Le débat sur le texte relatif à la révision de la directive sur les travailleurs détachés a été discuté pour la première fois  en commission de l’Emploi au Parlement européen de Strasbourg le 16 février dernier.

La députée européenne française Elisabeth MORIN-CHARTIER est co-rapporteure sur ce sujet au Parlement européen. Elle y défend une position très claire. « Nous ne pouvons plus accepter de voir se développer en Europe un dumping social et une concurrence déloyale entre les entreprises qui respectent les règles et les autres », assène-t-elle depuis plusieurs mois. Pour ce faire, elle propose principalement de rendre obligatoire tous les éléments de la rémunération du pays d’accueil aux travailleurs détachés dès le premier jour du détachement. « Cette nouvelle Directive doit être le socle de l’Europe sociale, elle doit être le signal de la construction d’une Europe plus juste et plus proche des attentes des citoyens européens ».

« Enfin ! » C’est ce que l’on serait tenté de dire !

Outre l’actualité brûlante européenne, il est vrai que cette fameuse Directive de 1996  sur les travailleurs détachés est au centre des préoccupations. Alors que le nombre de travailleurs détachés a décuplé en France en dix ans, le texte de 1996 est la cible de la quasi-totalité des candidats à la présidentielle. Parfois dans une certaine confusion juridique…

Tout le monde est d’accord sur le fait que le statu quo ne peut durer mais la sévérité de la riposte varie. L’idée commune à la plupart des candidats est de défendre un principe : obliger les détachés à cotiser en France…

Petit tour d’horizon des positions et des postures…

Dans le camp des opposants de toujours à la Directive détachement, Marine LE PEN exige toujours la suspension unilatérale de l’application du texte, déplorant le paiement des cotisations dans le pays d’origine.

Jean-Luc MÉLENCHON est sur une position semblable. En juillet 2016, il a déclaré : « un travailleur détaché […] vole le pain aux travailleurs qui se trouvent sur place ».

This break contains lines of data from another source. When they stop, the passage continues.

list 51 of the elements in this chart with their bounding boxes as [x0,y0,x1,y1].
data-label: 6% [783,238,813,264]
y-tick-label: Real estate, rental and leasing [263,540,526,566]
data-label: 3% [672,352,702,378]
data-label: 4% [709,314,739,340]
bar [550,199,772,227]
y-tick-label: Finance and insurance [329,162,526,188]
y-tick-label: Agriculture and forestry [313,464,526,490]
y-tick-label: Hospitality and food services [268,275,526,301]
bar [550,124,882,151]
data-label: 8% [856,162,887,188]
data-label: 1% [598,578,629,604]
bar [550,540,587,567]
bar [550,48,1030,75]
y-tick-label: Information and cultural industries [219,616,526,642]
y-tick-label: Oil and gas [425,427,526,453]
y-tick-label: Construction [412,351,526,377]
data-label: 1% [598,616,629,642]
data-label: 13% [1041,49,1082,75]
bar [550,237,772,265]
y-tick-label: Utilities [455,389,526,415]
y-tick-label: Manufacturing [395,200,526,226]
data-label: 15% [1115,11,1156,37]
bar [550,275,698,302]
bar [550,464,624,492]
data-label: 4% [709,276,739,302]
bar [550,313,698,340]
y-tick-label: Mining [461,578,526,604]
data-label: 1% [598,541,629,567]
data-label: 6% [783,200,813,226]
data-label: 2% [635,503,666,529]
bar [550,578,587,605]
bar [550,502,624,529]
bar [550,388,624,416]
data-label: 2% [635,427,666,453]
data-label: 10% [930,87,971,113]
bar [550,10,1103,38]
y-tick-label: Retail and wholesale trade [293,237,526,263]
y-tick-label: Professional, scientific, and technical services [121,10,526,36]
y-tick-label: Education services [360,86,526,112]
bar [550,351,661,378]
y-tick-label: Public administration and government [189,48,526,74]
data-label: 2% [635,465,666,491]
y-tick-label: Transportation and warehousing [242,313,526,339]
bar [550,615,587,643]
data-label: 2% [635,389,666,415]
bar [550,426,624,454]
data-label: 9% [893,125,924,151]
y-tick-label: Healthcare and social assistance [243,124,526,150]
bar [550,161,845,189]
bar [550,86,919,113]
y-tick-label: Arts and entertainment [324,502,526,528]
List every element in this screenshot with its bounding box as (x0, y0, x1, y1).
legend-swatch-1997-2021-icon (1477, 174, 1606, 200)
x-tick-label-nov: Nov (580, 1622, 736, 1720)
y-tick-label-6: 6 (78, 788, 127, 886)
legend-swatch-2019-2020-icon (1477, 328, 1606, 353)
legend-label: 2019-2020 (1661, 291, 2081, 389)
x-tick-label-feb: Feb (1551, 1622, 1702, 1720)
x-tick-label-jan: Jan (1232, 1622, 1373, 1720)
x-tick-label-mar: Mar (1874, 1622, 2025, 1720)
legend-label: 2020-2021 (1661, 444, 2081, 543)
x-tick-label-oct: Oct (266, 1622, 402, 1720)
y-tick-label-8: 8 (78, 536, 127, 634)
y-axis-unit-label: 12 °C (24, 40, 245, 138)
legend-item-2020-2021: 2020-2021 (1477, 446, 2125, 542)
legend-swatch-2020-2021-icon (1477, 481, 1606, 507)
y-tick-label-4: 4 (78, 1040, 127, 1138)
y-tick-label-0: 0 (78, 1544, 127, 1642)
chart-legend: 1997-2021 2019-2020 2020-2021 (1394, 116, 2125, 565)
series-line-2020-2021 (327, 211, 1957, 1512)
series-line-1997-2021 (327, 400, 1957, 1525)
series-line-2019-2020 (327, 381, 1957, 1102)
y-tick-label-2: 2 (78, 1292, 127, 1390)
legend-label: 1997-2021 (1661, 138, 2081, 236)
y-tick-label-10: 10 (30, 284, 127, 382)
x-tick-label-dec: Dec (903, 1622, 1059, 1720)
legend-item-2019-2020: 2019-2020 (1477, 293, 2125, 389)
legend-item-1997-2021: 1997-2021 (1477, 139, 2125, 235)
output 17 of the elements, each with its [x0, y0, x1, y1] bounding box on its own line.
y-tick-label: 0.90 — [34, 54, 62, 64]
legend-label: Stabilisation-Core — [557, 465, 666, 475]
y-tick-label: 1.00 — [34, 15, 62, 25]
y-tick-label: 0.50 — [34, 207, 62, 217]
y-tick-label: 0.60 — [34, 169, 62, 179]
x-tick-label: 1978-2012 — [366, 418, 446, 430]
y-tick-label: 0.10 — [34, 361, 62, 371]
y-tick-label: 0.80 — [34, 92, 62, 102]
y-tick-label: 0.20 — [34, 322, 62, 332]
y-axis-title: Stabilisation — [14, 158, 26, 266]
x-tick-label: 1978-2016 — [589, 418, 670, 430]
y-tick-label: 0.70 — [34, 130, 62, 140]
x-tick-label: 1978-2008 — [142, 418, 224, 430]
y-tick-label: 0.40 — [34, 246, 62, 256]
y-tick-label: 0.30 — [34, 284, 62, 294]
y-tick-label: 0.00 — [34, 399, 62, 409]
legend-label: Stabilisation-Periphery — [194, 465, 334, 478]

Même chose pour Nicolas DUPONT-AIGNAN qui déclarait récemment : « L’abrogation de la directive travailleurs détachés permettrait de récupérer 500 000 emplois. »

François FILLON ne demande pas de suspension de la directive mais il exige une modification profonde des conditions du détachement. « La directive sur les travailleurs détachés a progressivement installé sur notre territoire un véritable dumping social au cœur de l’Europe. C’est le cas dans le transport par camion, dans la construction où des milliers d’emplois français sont concurrencés de façons inéquitables. Nous renégocierons cette directive et je ne céderai pas sur un principe : en Europe, pour un travail égal, le salaire doit être égal et les cotisations sociales aussi. »

Emmanuel MACRON est sur une ligne semblable en plaidant pour un renforcement des sanctions déjà initiées en 2015 par la loi qui porte son nom et les décrets qui ont suivis.

Benoît HAMON soutient une révision proche de celle proposée par la Commission : « La directive sur les travailleurs détachés sera révisée pour garantir le respect du principe « à travail égal, salaire égal » : lutte contre la fraude des sous-traitants, renforcement des inspections du travail et des contrôles sur les chantiers. »

Yannick JADOT défend la révision de la directive « À travail égal, salaire égal ».

Le sujet passionne mais est aussi, volontairement ou pas, l’objet d’une confusion juridique à tous les étages…

En effet, la réalité est sans doute plus complexe.

Notons que les propositions les plus virulentes à l’encontre de la directive manquent leur cible. Ainsi, la suppression voulue afin d’obliger les détachés à cotiser en France, ne changerait rien au fait que les détachés continuent de cotiser au régime social de leur pays d’origine… Ce point dépend d’un autre texte. C’est le règlement sur la sécurité sociale de 2004 que la France devrait suspendre… et non la directive de 1996.

Il est d’ailleurs cocasse de lire dans le rapport récent du sénateur communiste Eric BOCQUET les conclusions suivantes : « Le maintien de l’affiliation au régime de sécurité sociale du pays d’envoi se justifie, en dépit de ses effets sur la concurrence, par l’impossibilité d’affilier à titre temporaire et pour des périodes réduites les salariés détachés. La gestion administrative de tels dossiers apparaît complexe, avec en filigrane la question de la portabilité des droits. »

Où est la vérité ? Comme à l’accoutumée sans doute au point d’équilibre médian des deux plateaux de la balance économique et sociale européenne.

En même temps que les équipes des candidats à la présidentielle, l’OTRE rencontrera la députée Elisabeth MORIN-CHARTIER pour lui faire part des convictions qu’elle porte depuis longtemps sur ce sujet capital pour l’avenir du transport routier français et… européen.